Hardly a day goes by that I don't hear at least one expert political analyst gravely inform the American public that democracy in Iraq is a hopeless cause.  We're told that our Soldiers are fighting and dying for nothing because it's impossible to export democracy.  (This probably comes as a surprise to Germany and Japan, both of whom had democracy thrust upon them by the Allies at the end of World War II, and both of whom have enjoyed flourishing democratic governments for nearly six decades.  But that's another argument for another day.)

We are assured that democracy will fail in Iraq because the process in use there is turning out to be extremely difficult and highly dangerous.  Every setback is heralded as proof-positive that the Iraqi people cannot govern themselves peacefully.  Every political squabble within the fledgling Iraqi government is magnified into an unmistakable symptom of impending social collapse.

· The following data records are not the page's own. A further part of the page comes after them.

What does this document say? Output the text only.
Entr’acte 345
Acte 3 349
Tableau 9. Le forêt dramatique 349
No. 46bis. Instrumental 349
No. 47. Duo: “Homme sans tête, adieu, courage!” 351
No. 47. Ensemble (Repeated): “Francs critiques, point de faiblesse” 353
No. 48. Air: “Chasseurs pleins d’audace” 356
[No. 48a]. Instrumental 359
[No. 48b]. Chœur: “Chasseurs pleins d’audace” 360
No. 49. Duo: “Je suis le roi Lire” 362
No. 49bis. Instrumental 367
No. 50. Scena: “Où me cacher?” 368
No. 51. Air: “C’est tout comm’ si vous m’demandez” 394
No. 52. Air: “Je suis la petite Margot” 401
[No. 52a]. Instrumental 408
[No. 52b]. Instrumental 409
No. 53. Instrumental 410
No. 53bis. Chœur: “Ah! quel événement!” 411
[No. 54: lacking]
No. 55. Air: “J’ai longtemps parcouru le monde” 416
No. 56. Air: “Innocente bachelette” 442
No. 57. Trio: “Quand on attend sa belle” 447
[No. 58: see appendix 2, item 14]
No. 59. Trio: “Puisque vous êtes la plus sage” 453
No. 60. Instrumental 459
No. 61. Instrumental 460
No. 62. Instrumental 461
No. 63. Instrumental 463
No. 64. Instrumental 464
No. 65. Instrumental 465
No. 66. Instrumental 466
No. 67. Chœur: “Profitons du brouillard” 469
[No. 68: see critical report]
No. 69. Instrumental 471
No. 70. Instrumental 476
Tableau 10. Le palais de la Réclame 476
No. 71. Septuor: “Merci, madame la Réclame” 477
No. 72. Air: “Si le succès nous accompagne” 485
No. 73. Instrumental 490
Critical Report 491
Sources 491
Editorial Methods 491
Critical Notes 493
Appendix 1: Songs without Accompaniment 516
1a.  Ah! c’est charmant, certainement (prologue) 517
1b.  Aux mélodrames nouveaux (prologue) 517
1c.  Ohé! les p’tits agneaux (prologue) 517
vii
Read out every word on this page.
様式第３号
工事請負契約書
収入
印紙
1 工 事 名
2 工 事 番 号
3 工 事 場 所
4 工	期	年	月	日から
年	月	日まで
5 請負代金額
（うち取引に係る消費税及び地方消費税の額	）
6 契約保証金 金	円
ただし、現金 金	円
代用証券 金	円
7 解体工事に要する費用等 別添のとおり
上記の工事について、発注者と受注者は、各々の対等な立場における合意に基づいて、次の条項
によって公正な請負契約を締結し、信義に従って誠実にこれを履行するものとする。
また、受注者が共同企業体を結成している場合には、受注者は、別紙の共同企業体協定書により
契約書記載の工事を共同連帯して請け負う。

The implication is that any nation with the capacity and desire for freedom will find a way to transition quickly and smoothly to democratic self-government.  After all, America managed a smooth and orderly transition over two-hundred years ago.  If we could do it, so can the people of Iraq.  It therefore stands to reason that the Iraqi people must not really want freedom and self-government.  If they did, they'd have followed America's example by now.

But just how accurate is our cultural memory of our own country's journey to self-government?  Did we really make the transition as seamlessly as we'd like to believe?

I've been talking to a lot of people about this recently.  A surprising number of American citizens seem to have only the vaguest notions about the evolution of our own form of self-government.  The general consensus seems to go something like this:  The Revolutionary War ended; the Constitution was drafted and signed; we elected George Washington as our first president, and democracy was off and running in America.  Some other stuff happened with the British around 1812, but -- other than that -- the road to freedom was pretty smooth until the Civil War.  Most of us have forgotten the names and dates we were forced to memorize in American History 101, but that little synopsis hits most of the high points, right?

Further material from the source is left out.